Проснулся я только поздним вечером, на дворе совсем стемнело, а за стеной слышу знакомые голоса. Я примостился у отдушины, смотрю и вижу: мама стоит у камина и раздувает огонь, в котелке варится картофель, а на лавке, прислонясь плечом к стене, сидит одна из моих теток. Я стал слушать.

— Итак, — говорила тетя, — это решено, ты пойдешь к нему в будущее воскресенье?

— Да, непременно пойду, — отвечала мама, — я так без него соскучилась, и, кроме того, хочется увидеть своими глазами, как ему там живется! Хоть в письме он ни на что не жаловался, а все же я чувствую, что он грустит, скучает по мне и по дому.

— Говори, что хочешь, — заметила тетя, — но на твоем месте я ни за что и никогда не отдала бы Ромена брату Симону!

— Что же, по-твоему, лучше было держать его здесь без призора, а потом на будущий год отпустить с рыбаками в море? Он сам только и рвется уехать.

— Так что ж из этого?

— Как что? Хорошо, ну а где теперь твой старший сын Максим? Где наши братья Жак и Фортюне? Где мой милый, бедный муженек? Где муж Франсуазы и много, много еще других, кого нам недостает! О это проклятое море! Как я его ненавижу!

— А я боюсь моря меньше, чем брата Симона. Ведь он совсем перестал быть человеком, окаменел от скупости и от жадности к своим деньгам. Разве он их честно наживает?

— Что до этого — ты совершенно права, — отвечала мама. — Эти мысли до того меня мучат, что я спать не могу спокойно по ночам.

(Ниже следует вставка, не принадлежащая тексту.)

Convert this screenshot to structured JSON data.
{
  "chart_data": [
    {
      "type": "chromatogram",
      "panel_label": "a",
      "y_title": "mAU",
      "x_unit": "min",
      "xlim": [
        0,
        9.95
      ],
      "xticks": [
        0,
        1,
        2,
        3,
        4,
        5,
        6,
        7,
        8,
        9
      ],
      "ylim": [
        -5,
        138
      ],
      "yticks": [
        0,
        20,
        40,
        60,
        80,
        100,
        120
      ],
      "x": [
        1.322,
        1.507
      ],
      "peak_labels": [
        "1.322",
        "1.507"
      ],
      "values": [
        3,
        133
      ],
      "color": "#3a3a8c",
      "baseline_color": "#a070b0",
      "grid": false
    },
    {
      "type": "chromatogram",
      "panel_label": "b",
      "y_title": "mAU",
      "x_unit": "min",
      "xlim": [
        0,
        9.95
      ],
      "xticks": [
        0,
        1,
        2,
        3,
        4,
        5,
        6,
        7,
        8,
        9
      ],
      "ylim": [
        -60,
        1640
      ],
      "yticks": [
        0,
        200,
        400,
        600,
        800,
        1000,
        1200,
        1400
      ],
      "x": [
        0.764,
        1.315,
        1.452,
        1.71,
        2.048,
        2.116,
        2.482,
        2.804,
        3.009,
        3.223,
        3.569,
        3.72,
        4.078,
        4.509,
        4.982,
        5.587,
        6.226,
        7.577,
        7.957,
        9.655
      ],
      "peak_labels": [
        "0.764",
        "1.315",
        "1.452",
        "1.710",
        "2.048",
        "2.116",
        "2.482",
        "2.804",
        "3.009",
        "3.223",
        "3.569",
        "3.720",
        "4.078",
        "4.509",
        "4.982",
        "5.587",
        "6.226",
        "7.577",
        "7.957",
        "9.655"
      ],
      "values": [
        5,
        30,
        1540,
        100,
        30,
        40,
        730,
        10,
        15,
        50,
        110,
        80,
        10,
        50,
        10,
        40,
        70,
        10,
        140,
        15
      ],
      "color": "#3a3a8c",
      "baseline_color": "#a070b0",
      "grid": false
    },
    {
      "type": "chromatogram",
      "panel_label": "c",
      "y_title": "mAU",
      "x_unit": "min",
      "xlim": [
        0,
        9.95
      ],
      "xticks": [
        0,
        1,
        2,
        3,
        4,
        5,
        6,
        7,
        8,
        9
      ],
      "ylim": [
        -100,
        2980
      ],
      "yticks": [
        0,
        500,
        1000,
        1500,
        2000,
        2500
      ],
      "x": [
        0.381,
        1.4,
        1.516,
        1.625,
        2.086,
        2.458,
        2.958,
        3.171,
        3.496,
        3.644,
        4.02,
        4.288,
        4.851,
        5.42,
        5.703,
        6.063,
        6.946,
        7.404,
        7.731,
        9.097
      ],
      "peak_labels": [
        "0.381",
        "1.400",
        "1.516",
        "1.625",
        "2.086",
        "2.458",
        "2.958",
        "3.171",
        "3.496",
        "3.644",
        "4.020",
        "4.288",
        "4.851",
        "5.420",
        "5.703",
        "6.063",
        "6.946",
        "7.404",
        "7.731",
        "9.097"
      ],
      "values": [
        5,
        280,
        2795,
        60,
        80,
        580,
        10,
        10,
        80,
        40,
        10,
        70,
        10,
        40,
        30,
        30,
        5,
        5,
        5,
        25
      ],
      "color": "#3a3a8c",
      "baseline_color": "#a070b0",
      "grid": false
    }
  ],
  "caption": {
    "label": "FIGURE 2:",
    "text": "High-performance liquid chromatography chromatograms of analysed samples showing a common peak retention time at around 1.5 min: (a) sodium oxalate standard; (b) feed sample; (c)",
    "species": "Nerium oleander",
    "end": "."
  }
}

Какой пример он может дать моему бедняжке Ромену? Что ему у дяди жить не сладко — это еще не большая беда; бедняку всюду трудно живется, но худо то, что из него может выйти дурной человек, а это так легко, если он день и ночь видит одно худое. Понять не могу, как я решилась отдать ему мальчика на пять лет. Он так заторопил меня, что я совсем голову потеряла! А теперь не знаю, что делать?

— Разве ты не можешь взять его во всякое время обратно?

— Вот то-то и горе, что не могу. Он заставил меня подписать контракт на пять лет, и если я возьму Ромена раньше этого срока, то придется платить неустойку. Да кроме того за все, что стоило содержание мальчика за этот срок. А где я возьму денег, посуди сама! Он не помилует и отца родного, не только меня, от него пощады не дождешься! Пойду хоть проведаю его, моего голубчика, и расспрошу подробно обо всем.

— Тогда будущую субботу я принесу тебе горшочек масла, отдай его Ромену от меня. Я уверена, что бедняга часто голодает. Симон готов себя морить голодом, а других и подавно!

С этими словами тетя встала, простилась и ушла, а матушка села ужинать! Аппетитный запах вареного картофеля так живо напомнил мне то счастливое время, когда я голодный возвращался из школы и садился за стол вместе с ней. Господи, какое это было хорошее время! А теперь?

Свет от свечи падал прямо на мать и освещал ее всю. Милая моя, дорогая мама! Какое у нее кроткое и печальное лицо, она ела без аппетита, поминутно останавливалась, подносила кусок ко рту, задумываясь, и вытирала набегавшие на глаза слезы. Несколько раз она, тяжело вздохнув, посмотрела на опустевшее напротив нее мое прежнее место.

Я понял, что она обо мне вздыхала и печалилась, и сердце мое наполнялось такой тоской и любовью к ней, что я делал неимоверные над собой усилия, чтобы удержаться на своем месте и не броситься к ней на шею. Однако страх перед возможностью вернуться снова к дяде превозмог все остальные чувства.

Между тем мама со своей всегдашней аккуратностью и любовью к чистоте и порядку перемыла посуду, все поставила по своим местам, вытерла стол, а потом начала со слезами молиться. Я тоже по старой привычке стал у стены на колени и тихонько повторял за ней молитву, а когда она задула свечку и легла, я повалился на свои сети и залился слезами, стараясь сдерживать, сколько мог, душившие меня рыдания.

В эту ночь под родной кровлей мне спалось далеко не так крепко и спокойно, как вчера, в пустынной равнине Доля.